" Il faut que justice soit rendue "
Pour Laurent Garrouste, animateur de la pétition lancée récemment par la Fondation Copernic sur la mortalité liée au travail, les employeurs qui négligent la santé et la sécurité de leurs salariés sont trop rarement sanctionnés.
La Fondation Copernic a lancé la pétition " Travailler tue en toute impunité : pour combien de temps encore ? ". Pour quelles raisons ?
Laurent Garrouste : On constate en France de fortes inégalités entre catégories socioprofessionnelles face à la mortalité. Un ouvrier a une espérance de vie inférieure de six ans et demi à celle d'un cadre. Et il risque dix fois plus de mourir prématurément d'un cancer. Le travail joue un rôle clé dans ces inégalités. Et les conditions de travail se sont détériorées ces dernières années. Aux pénibilités anciennes, essentiellement physiques, s'ajoutent les pénibilités mentales liées aux pressions marchandes, temporelles ou au stress. Résultat : un nombre toujours très important d'accidents du travail. Et, entre 1996 et 2005, une explosion des maladies professionnelles, passées de 13 500 à 53 000, avec notamment les troubles musculo-squelettiques et les affections liées à l'amiante. Or ces évolutions résultent de politiques d'entreprise. Pourtant, malgré la gravité de la situation, on constate une large impunité de la délinquance patronale en matière de santé et sécurité.
Que préconisez-vous ?
L. G. : D'abord, il faut que justice soit rendue, que les procédures pénales aboutissent, en particulier celles concernant le scandale de l'amiante, aujourd'hui en panne. Pour cela, il faut une volonté politique et des moyens, notamment humains, pour la justice. De ce point de vue, le procès pénal en cours à Turin, en Italie, suscite un espoir. Ensuite, il faut une loi sur la sous-traitance la limitant à un seul niveau et faisant peser la responsabilité en matière de santé et sécurité sur les donneurs d'ordre - les décideurs - et non sur les seuls sous-traitants en bout de chaîne. Il faut aussi renforcer les droits collectifs des salariés. Dans les entreprises de moins de 11 salariés, les plus nombreuses, le personnel doit disposer d'une représentation. Autre piste : assurer l'indépendance des médecins du travail vis-à-vis des employeurs par une gestion publique de la médecine du travail. Enfin, l'Inspection du travail doit disposer de moyens humains et juridiques suffisants pour remplir son rôle.
Quel est le rôle de l'Inspection du travail dans ce domaine ?
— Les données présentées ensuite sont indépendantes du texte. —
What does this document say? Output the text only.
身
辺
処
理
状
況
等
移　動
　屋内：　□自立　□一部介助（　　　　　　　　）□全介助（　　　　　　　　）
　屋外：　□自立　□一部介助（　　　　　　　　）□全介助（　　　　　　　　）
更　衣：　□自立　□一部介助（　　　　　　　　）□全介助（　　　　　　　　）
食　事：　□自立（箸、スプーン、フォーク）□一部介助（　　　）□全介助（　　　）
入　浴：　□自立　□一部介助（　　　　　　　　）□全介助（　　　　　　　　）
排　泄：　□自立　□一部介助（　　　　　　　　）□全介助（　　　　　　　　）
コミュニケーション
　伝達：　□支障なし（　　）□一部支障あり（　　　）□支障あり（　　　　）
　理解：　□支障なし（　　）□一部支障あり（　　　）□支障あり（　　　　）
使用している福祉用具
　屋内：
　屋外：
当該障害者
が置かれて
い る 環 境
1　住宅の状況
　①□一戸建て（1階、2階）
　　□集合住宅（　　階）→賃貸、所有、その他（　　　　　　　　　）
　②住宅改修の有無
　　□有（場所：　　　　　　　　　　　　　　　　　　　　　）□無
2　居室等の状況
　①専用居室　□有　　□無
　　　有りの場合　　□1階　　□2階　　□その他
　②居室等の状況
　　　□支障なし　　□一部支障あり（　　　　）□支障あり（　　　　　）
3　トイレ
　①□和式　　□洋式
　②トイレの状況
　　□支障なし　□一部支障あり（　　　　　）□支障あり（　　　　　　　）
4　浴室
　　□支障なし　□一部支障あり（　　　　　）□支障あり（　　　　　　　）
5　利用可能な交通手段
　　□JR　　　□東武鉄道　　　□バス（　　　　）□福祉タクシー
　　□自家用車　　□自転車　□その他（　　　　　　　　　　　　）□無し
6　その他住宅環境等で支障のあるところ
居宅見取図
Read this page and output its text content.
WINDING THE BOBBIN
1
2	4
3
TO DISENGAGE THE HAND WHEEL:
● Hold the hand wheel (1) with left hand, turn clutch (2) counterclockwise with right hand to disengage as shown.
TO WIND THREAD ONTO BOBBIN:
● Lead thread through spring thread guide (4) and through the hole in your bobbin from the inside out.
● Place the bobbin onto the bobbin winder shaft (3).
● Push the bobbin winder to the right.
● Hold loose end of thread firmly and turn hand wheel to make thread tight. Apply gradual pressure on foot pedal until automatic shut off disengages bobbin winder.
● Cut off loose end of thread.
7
L. G. : La santé et la sécurité au travail constituent un axe majeur d'intervention de l'Inspection du travail. Celle-ci dispose d'outils efficaces, comme les décisions d'arrêt de chantier, permettant d'imposer aux entreprises la mise en conformité en cas de situation dangereuse. L'utilisation de ce dispositif explique en partie la chute du nombre des accidents mortels dans le BTP. Mais, à ce jour, un agent de contrôle ne peut pas, par exemple, ordonner l'arrêt d'une machine dangereuse. D'autre part, les moyens humains restent insuffisants. Le plan gouvernemental de développement de l'Inspection du travail tient du trompe-l'oeil. La réduction du nombre d'agents administratifs en charge de l'accueil du public risque de couper le lien direct indispensable entre l'Inspection et les salariés.
Enfin, les procès-verbaux dressés par les inspecteurs du travail sur les questions de santé et sécurité sont trop souvent classés sans suite ou jugés dans des délais qui leur ôtent de leur efficacité. En ce qui concerne les entraves aux institutions représentatives du personnel, il y a très peu de poursuites. Ce n'est manifestement pas une priorité pour beaucoup de magistrats. Pourtant, la capacité effective des salariés à exercer leurs droits collectifs est essentielle à la préservation de la santé et de la sécurité au travail.